Recharge tes super-pouvoirs

Plus créatifs, les oiseaux de nuit?

25 mai 2015

Qui ne connait pas la célèbre maxime affirmant que le monde «  appartient à ceux qui se lèvent tôt » ? Bien que ceux-ci semblent effectivement plus enclins à la productivité et à la stabilité, une étude publiée par le Havard Business Review accorde aux oiseaux de nuit une plus grande part de créativité et d’extroversion qu’à leurs homologues journaliers.

Alors, tenté de partager un peu le futur avec les noctambules?

 

Compromis et horaires

En tant qu’employée contractuelle, j’ai eu la chance d’expérimenter différents quarts de travail au fil des ans. Parfois levée aux premières lueurs de l’aube, je me retrouve présentement à inverser les deux pôles d’un horaire qui serait jugé « standard » par la plupart. Rarement debout avant 10h30 ou 11h00 en avant-midi, j’occupe un emploi rémunéré en soirée pour ensuite me consacrer à mes projets personnels et créatifs jusqu’aux petites heures du matin.

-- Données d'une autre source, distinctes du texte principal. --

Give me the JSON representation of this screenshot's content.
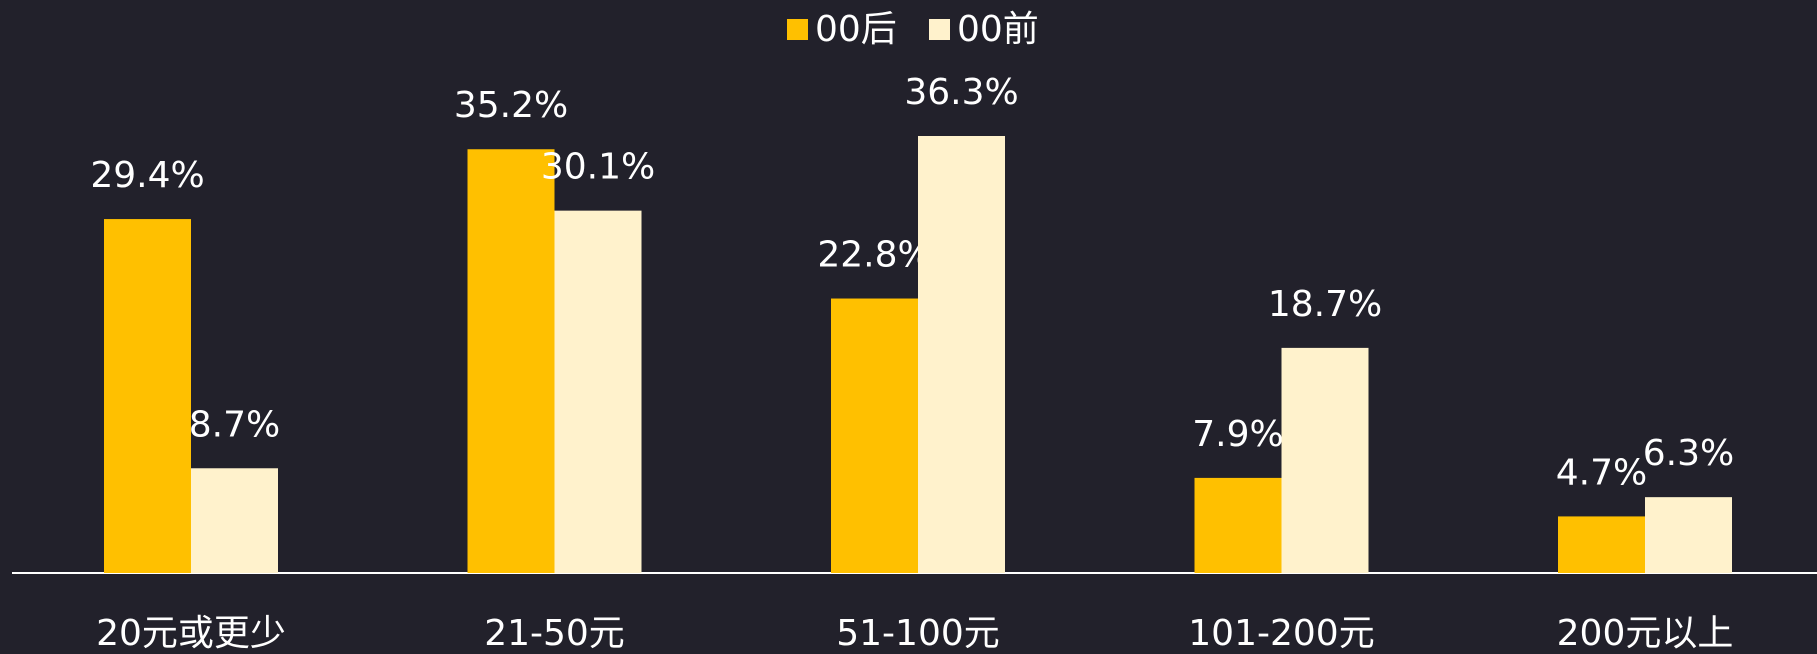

J’ai rapidement constaté à quel point cet horaire me permettait de progresser plus efficacement une fois chez-moi, bien installée devant mon ordinateur ou ma table à dessin (et tout de même armée d’un café). Ma concentration est toujours plus soutenue passé minuit et le fil de mes idées continue jusqu’à ce que le sommeil me rattrape avec les premiers rayons du soleil. C’est précisément dans cet espace-temps que mon inspiration semble la plus active et il ne s’agit aucunement d’un secret bien gardé!

Heureusement d’ailleurs, mes colocataires savent se montrer compréhensifs envers mon agitation nocturne et mes collègues évitent de se moquer de mon air lunatique quand je dois être au travail avant 9h00.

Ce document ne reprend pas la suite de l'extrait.